Concluido el acuerdo, los chicos siguieron su camino y los señores se perdieron en el suyo.
Pedro y Diego no daban crédito a lo que había ocurrido, parecía todo tan fácil y a la vez tan misterioso. Los chicos habían prometido no abrir la caja, pero la curiosidad era demasiado fuerte, tanto que no podían resistirse a tener algún tipo de indicio sobre lo que podría contener aquel objeto. Comenzaron por observarlo, no parecía verse en él nada especial, una cajita de madera de aparente fácil apertura, de esas a las que solo impide levantar la tapa una presilla de metal; tras el repaso visual, Pedro hizo sonar la caja cerca de su oído, solo escuchó un leve tintineo. La curiosidad crecía en ellos, hasta tal punto que les era necesario mirar en el interior. Pero... lo habían prometido, se repetían, aun así, les pudo el deseo de conocer. Dos monedas de oro, eso era exactamente lo que contenía aquel pequeño objeto de madera. Una expresión de asombro invadió los rostros de los jóvenes.
—¡Oro, dos monedas de oro! —exclamó Pedro maravillado—. ¿Sabes lo que podría hacer con esto, Diego? Podría saldar la deuda de mi madre con ese médico usurero e irme de este pueblo de una vez por todas.
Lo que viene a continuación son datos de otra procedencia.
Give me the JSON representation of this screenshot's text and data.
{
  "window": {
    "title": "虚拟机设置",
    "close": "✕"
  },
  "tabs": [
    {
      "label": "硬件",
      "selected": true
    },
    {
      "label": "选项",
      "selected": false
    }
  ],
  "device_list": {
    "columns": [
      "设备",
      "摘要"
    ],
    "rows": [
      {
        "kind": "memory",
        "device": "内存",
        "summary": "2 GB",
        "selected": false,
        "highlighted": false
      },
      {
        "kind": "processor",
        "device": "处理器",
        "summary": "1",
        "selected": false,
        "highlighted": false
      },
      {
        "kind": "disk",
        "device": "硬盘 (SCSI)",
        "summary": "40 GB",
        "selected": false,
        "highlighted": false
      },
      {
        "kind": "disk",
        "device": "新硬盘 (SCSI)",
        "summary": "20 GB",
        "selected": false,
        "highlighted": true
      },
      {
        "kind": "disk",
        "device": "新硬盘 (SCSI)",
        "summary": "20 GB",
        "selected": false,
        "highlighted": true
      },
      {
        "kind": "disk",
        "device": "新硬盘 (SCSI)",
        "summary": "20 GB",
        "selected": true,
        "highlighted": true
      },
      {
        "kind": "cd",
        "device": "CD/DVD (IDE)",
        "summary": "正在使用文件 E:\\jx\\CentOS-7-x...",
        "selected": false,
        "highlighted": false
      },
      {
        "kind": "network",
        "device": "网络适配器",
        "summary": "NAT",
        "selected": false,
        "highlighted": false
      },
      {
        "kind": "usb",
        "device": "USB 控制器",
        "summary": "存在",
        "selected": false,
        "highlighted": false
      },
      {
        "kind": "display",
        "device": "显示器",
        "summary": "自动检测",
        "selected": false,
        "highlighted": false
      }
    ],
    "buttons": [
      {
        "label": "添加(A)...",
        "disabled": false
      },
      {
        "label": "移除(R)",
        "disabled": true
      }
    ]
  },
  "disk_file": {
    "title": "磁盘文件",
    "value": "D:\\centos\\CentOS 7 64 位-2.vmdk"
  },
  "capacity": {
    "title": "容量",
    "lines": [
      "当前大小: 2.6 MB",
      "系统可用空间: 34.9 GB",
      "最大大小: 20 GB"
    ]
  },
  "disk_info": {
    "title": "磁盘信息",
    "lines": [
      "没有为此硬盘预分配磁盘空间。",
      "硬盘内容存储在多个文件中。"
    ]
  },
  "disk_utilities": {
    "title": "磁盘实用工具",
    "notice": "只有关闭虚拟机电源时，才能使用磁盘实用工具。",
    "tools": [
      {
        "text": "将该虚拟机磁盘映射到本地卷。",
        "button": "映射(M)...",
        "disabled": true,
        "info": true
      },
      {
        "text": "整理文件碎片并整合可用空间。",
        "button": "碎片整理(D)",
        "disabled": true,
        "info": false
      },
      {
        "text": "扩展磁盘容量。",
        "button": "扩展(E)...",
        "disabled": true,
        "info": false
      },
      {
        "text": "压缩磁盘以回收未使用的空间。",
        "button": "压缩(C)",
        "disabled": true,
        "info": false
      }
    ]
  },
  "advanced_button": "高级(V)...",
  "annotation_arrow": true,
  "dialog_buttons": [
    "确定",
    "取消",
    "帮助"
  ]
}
En tanto Pedro parecía vislumbrar su futuro, Diego quedaba perplejo, pues no daba crédito a las intenciones que su compañero contemplaba sobre las monedas de las que solo tenía su guarda y custodia. Sin embargo, una cierta envidia empezó a invadir a Diego, hasta tal punto que no pudo evitar desear ser cómplice de la fechoría.
—Contarás conmigo, ¿no, amigo?  
—¡Eh! —se sorprendía Pedro—. Bueno, tú no querías quedarte con la caja, por tanto, no veo por qué voy a tener que compartir nada contigo.
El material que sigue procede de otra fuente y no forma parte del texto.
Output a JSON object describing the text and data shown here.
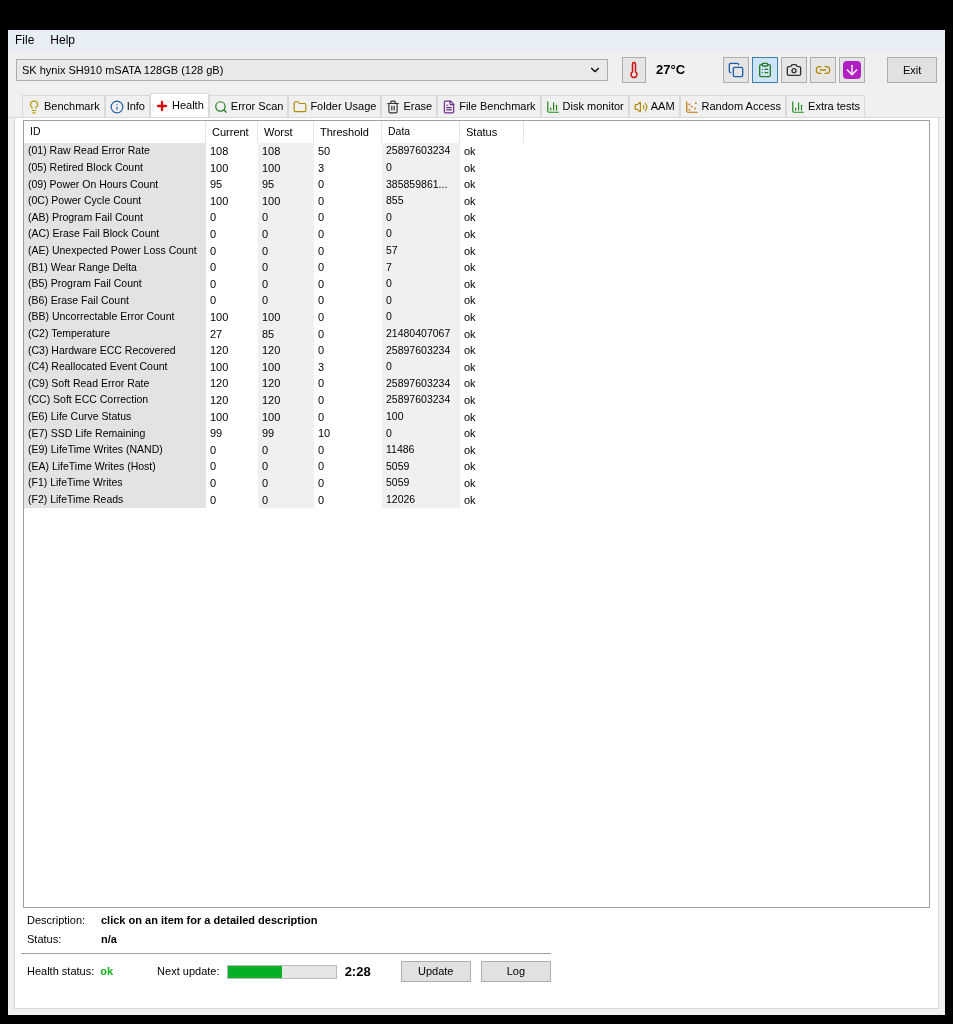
{
  "menu": [
    {
      "label": "File"
    },
    {
      "label": "Help"
    }
  ],
  "drive_select": {
    "value": "SK hynix SH910 mSATA 128GB (128 gB)"
  },
  "temperature": "27°C",
  "toolbar_buttons": [
    {
      "kind": "copy",
      "selected": false
    },
    {
      "kind": "copy-info",
      "selected": true
    },
    {
      "kind": "camera",
      "selected": false
    },
    {
      "kind": "chain",
      "selected": false
    },
    {
      "kind": "download",
      "selected": false
    }
  ],
  "exit_button": "Exit",
  "tabs": [
    {
      "label": "Benchmark",
      "kind": "bulb",
      "selected": false
    },
    {
      "label": "Info",
      "kind": "info",
      "selected": false
    },
    {
      "label": "Health",
      "kind": "cross",
      "selected": true
    },
    {
      "label": "Error Scan",
      "kind": "search",
      "selected": false
    },
    {
      "label": "Folder Usage",
      "kind": "folder",
      "selected": false
    },
    {
      "label": "Erase",
      "kind": "trash",
      "selected": false
    },
    {
      "label": "File Benchmark",
      "kind": "file",
      "selected": false
    },
    {
      "label": "Disk monitor",
      "kind": "chart",
      "selected": false
    },
    {
      "label": "AAM",
      "kind": "speaker",
      "selected": false
    },
    {
      "label": "Random Access",
      "kind": "scatter",
      "selected": false
    },
    {
      "label": "Extra tests",
      "kind": "chart",
      "selected": false
    }
  ],
  "table": {
    "columns": [
      "ID",
      "Current",
      "Worst",
      "Threshold",
      "Data",
      "Status"
    ],
    "rows": [
      [
        "(01) Raw Read Error Rate",
        "108",
        "108",
        "50",
        "25897603234",
        "ok"
      ],
      [
        "(05) Retired Block Count",
        "100",
        "100",
        "3",
        "0",
        "ok"
      ],
      [
        "(09) Power On Hours Count",
        "95",
        "95",
        "0",
        "385859861...",
        "ok"
      ],
      [
        "(0C) Power Cycle Count",
        "100",
        "100",
        "0",
        "855",
        "ok"
      ],
      [
        "(AB) Program Fail Count",
        "0",
        "0",
        "0",
        "0",
        "ok"
      ],
      [
        "(AC) Erase Fail Block Count",
        "0",
        "0",
        "0",
        "0",
        "ok"
      ],
      [
        "(AE) Unexpected Power Loss Count",
        "0",
        "0",
        "0",
        "57",
        "ok"
      ],
      [
        "(B1) Wear Range Delta",
        "0",
        "0",
        "0",
        "7",
        "ok"
      ],
      [
        "(B5) Program Fail Count",
        "0",
        "0",
        "0",
        "0",
        "ok"
      ],
      [
        "(B6) Erase Fail Count",
        "0",
        "0",
        "0",
        "0",
        "ok"
      ],
      [
        "(BB) Uncorrectable Error Count",
        "100",
        "100",
        "0",
        "0",
        "ok"
      ],
      [
        "(C2) Temperature",
        "27",
        "85",
        "0",
        "21480407067",
        "ok"
      ],
      [
        "(C3) Hardware ECC Recovered",
        "120",
        "120",
        "0",
        "25897603234",
        "ok"
      ],
      [
        "(C4) Reallocated Event Count",
        "100",
        "100",
        "3",
        "0",
        "ok"
      ],
      [
        "(C9) Soft Read Error Rate",
        "120",
        "120",
        "0",
        "25897603234",
        "ok"
      ],
      [
        "(CC) Soft ECC Correction",
        "120",
        "120",
        "0",
        "25897603234",
        "ok"
      ],
      [
        "(E6) Life Curve Status",
        "100",
        "100",
        "0",
        "100",
        "ok"
      ],
      [
        "(E7) SSD Life Remaining",
        "99",
        "99",
        "10",
        "0",
        "ok"
      ],
      [
        "(E9) LifeTime Writes (NAND)",
        "0",
        "0",
        "0",
        "11486",
        "ok"
      ],
      [
        "(EA) LifeTime Writes (Host)",
        "0",
        "0",
        "0",
        "5059",
        "ok"
      ],
      [
        "(F1) LifeTime Writes",
        "0",
        "0",
        "0",
        "5059",
        "ok"
      ],
      [
        "(F2) LifeTime Reads",
        "0",
        "0",
        "0",
        "12026",
        "ok"
      ]
    ]
  },
  "description": {
    "label": "Description:",
    "value": "click on an item for a detailed description"
  },
  "status": {
    "label": "Status:",
    "value": "n/a"
  },
  "health_status": {
    "label": "Health status:",
    "value": "ok"
  },
  "next_update": {
    "label": "Next update:",
    "level": 0.5,
    "time": "2:28"
  },
  "buttons": [
    "Update",
    "Log"
  ]
}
—Pero siempre lo hemos hecho todo a medias, Pedro, creo que en este asunto también deberíamos hacerlo; de alguna manera soy tu cómplice.
—No, no lo eres, tú has dicho que no querías saber nada de la caja. Así que pagaré la deuda de mi madre y abandonaré este lugar de mierda; estoy harto de romperme la espalda en esos establos.
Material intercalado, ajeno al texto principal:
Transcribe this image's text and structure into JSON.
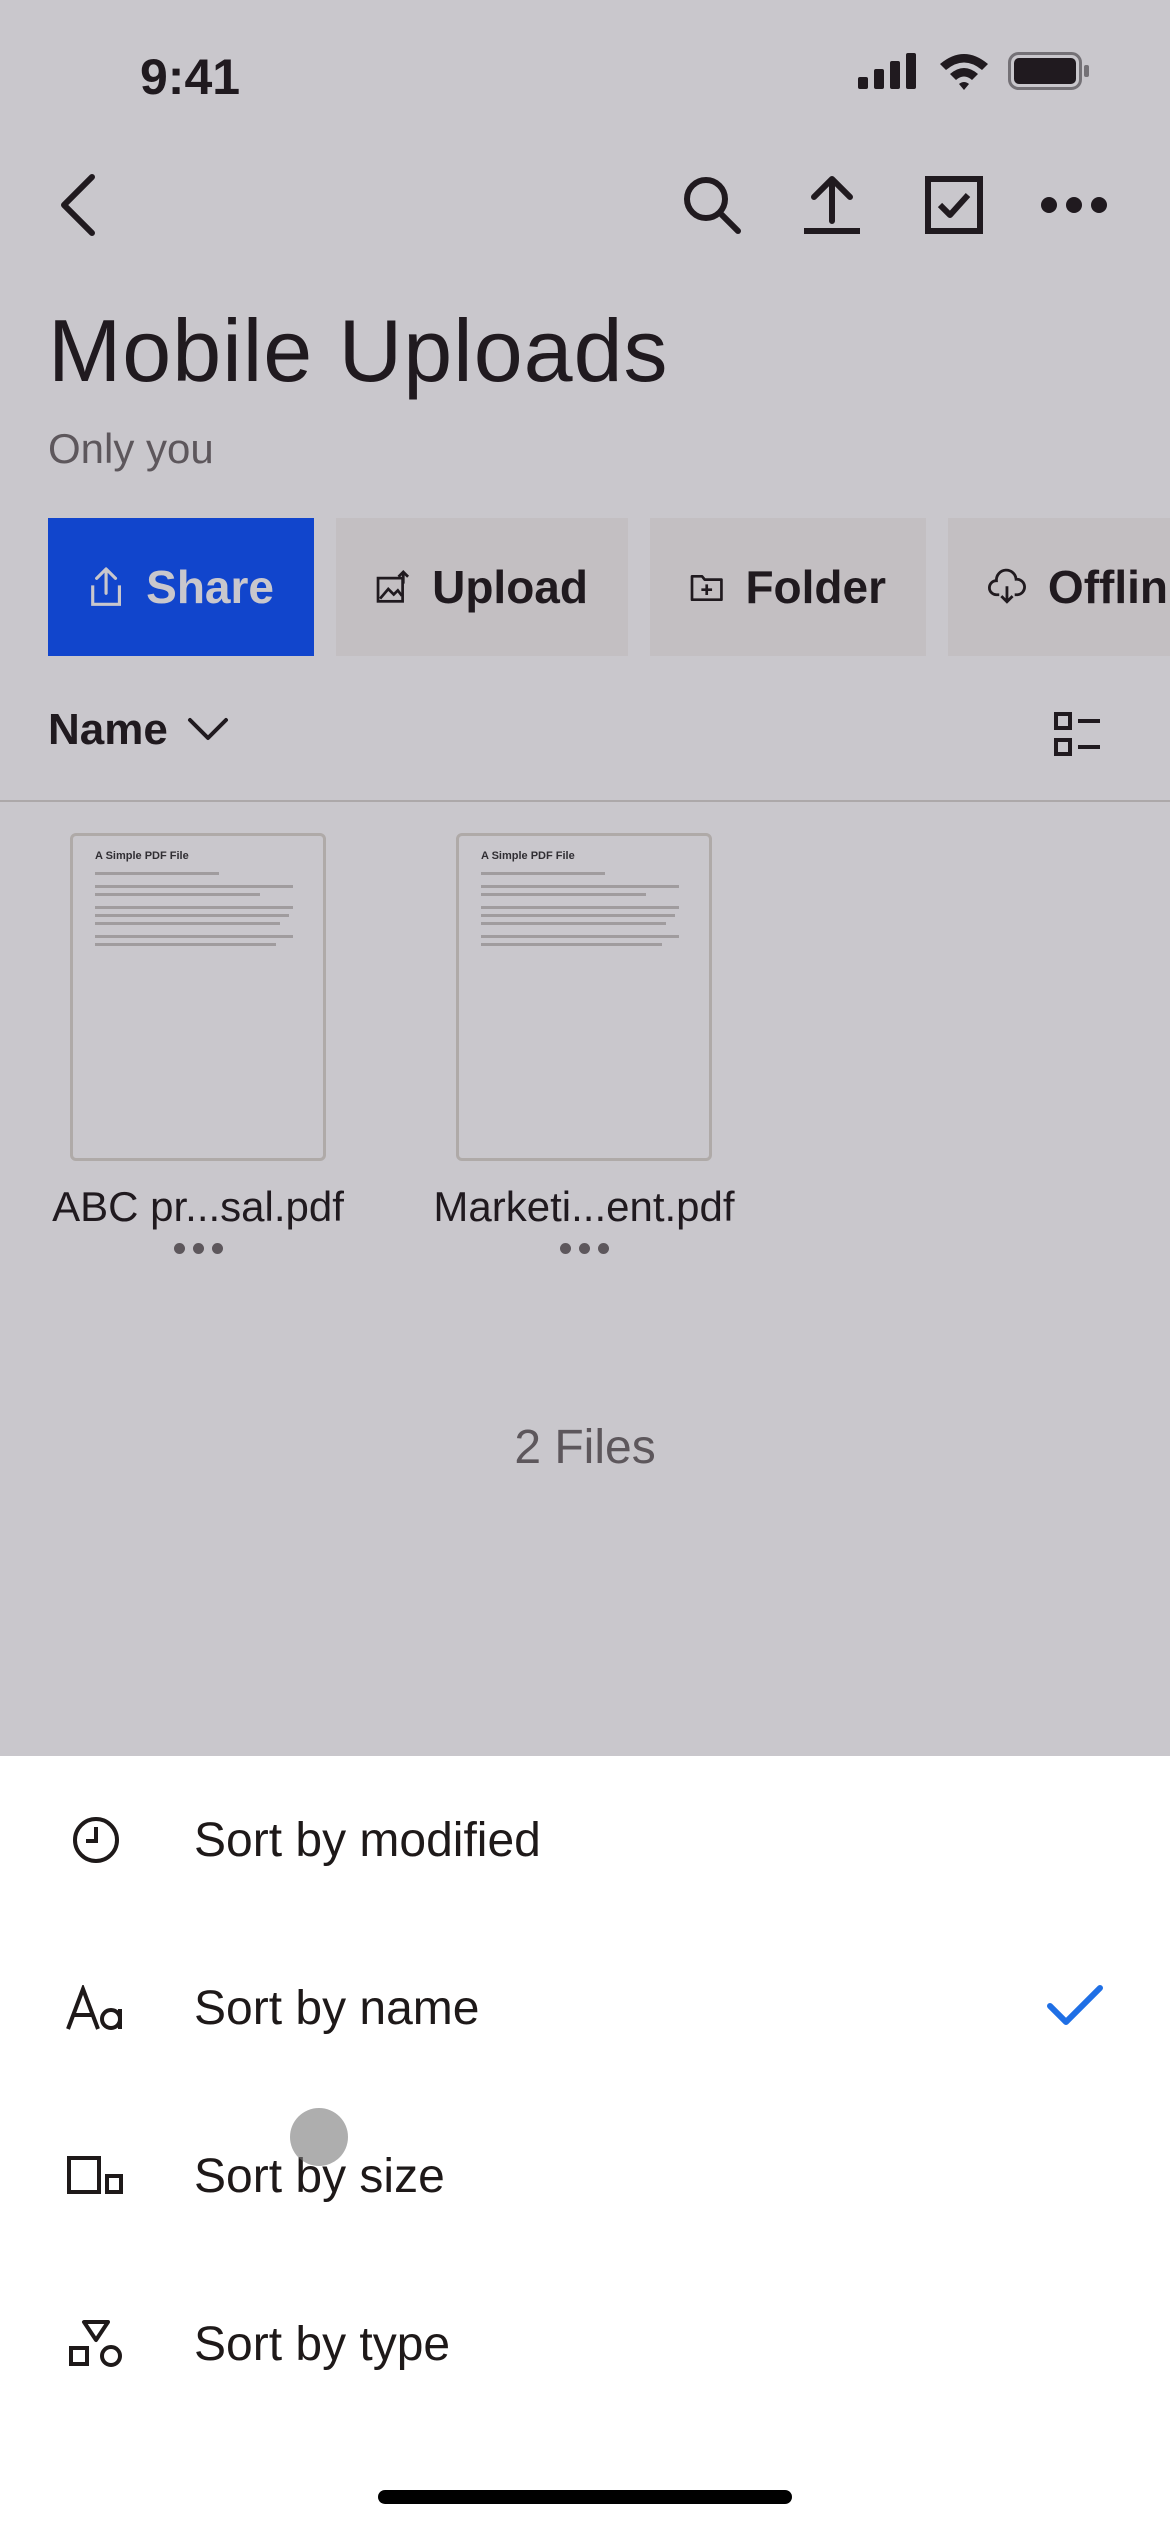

—También yo estoy harto, Pedro, y lo sabes; una de esas monedas podría darme la oportunidad de ayudar a mis hermanas y largarme contigo.
—Esto para dos no supone gran cosa, Diego. Así que, lo siento, pero ya mismo me largo; no estoy dispuesto a que me echen el guante.
Dicho y hecho, Pedro dejaba a su compañero y se marchaba, como alma que llevase el diablo, de vuelta a casa.
Diego no cabía en sí de la decepción, su mejor amigo, su cómplice, su compañero de fatigas le había dejado en la estacada.